Voters oppose 58 to 36 percent banning public employees from striking; 53 to 41 percent eliminating seniority rights as the sole factor in layoffs; and 54 to 39 percent banning public employees from bargaining over health insurance.
Voters support 60 to 31 percent replacing automatic pay increases based on seniority with increases based on merit; 59 to 35 percent requiring public employees to pay at least 15 percent of their health insurance costs; and 56 to 33 percent requiring public employees to pay 10 percent of their wages toward their pensions.
The telephone poll surveyed 1,301 registered voters Sept. 20-25 using cell phones and land lines.
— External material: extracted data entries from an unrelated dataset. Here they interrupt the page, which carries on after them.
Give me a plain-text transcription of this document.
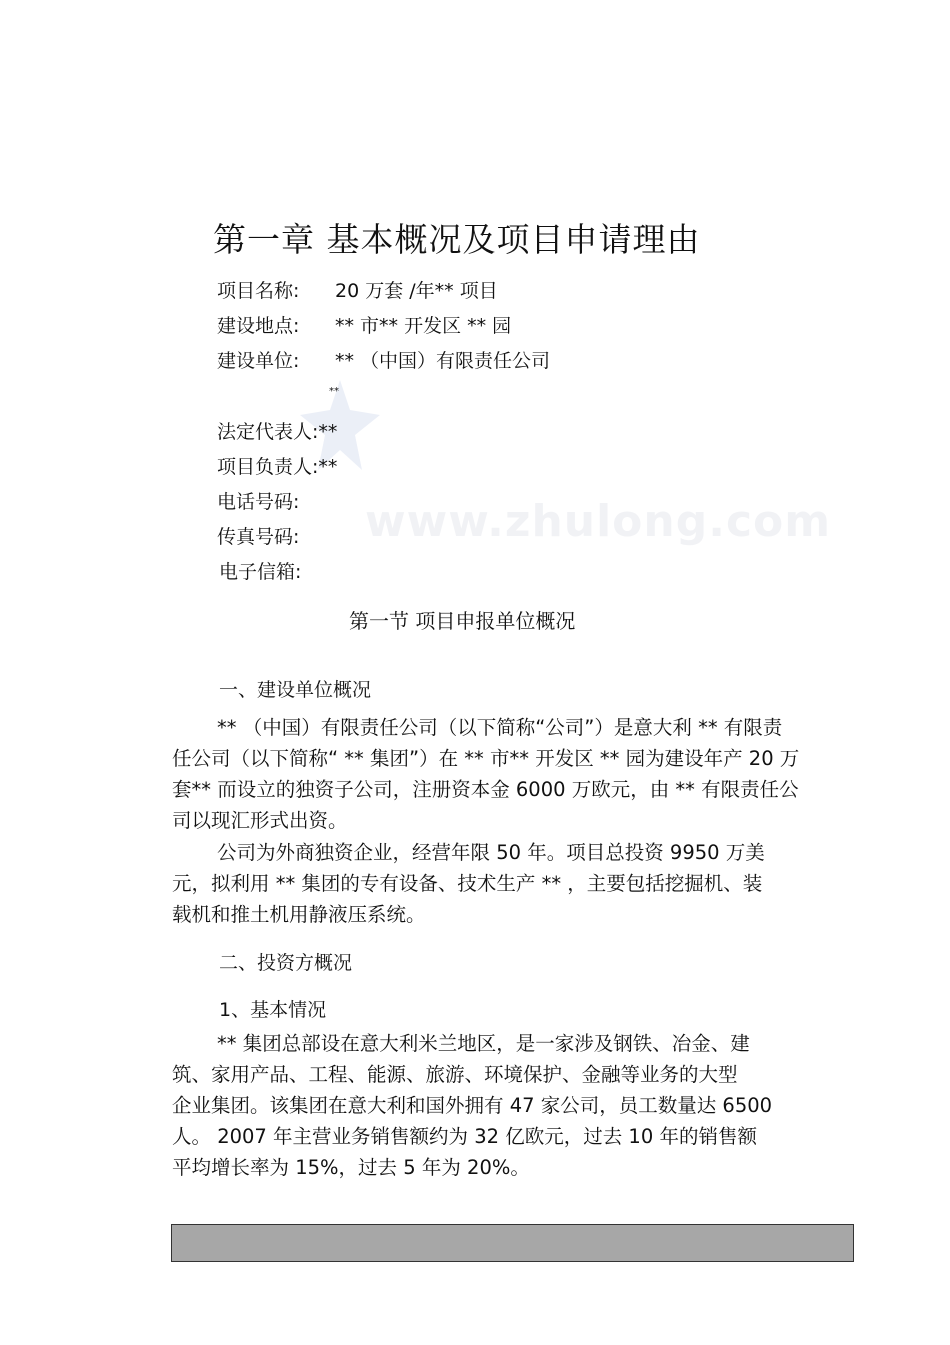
www.zhulong.com
第一章 基本概况及项目申请理由
项目名称: 20 万套 /年** 项目
建设地点: ** 市** 开发区 ** 园
建设单位: ** （中国）有限责任公司
**
法定代表人:**
项目负责人:**
电话号码:
传真号码:
电子信箱:
第一节 项目申报单位概况
一、建设单位概况
** （中国）有限责任公司（以下简称“公司”）是意大利 ** 有限责
任公司（以下简称“ ** 集团”）在 ** 市** 开发区 ** 园为建设年产 20 万
套** 而设立的独资子公司，注册资本金 6000 万欧元，由 ** 有限责任公
司以现汇形式出资。
公司为外商独资企业，经营年限 50 年。项目总投资 9950 万美
元，拟利用 ** 集团的专有设备、技术生产 ** ，主要包括挖掘机、装
载机和推土机用静液压系统。
二、投资方概况
1、基本情况
** 集团总部设在意大利米兰地区，是一家涉及钢铁、冶金、建
筑、家用产品、工程、能源、旅游、环境保护、金融等业务的大型
企业集团。该集团在意大利和国外拥有 47 家公司，员工数量达 6500
人。 2007 年主营业务销售额约为 32 亿欧元，过去 10 年的销售额
平均增长率为 15%，过去 5 年为 20%。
The margin of error was plus or minus 2.7 percent.
Congratulations to Judi Toles, who passed a milestone Tuesday: 40 years working at the Trumbull County Board of Elections.
Toles, who began work Sept. 27, 1971, was surprised by family and friends at the board office to celebrate her achievement. She also was presented a resolution by Trumbull County commissioners Dan Polivka, Frank Fuda and Paul Heltzel to mark the occasion.
But her service to the community and love of democracy goes way beyond working at the elections board. There are too many to name in this space, so here are a few: She has been a Democrat county central committee member for 40 years, has been involved with the county mental health and executive boards and political activities in Warren's 6th Ward.
Her political involvement has extended nationally under presidents Clinton and Obama, who personally invited her to his inauguration.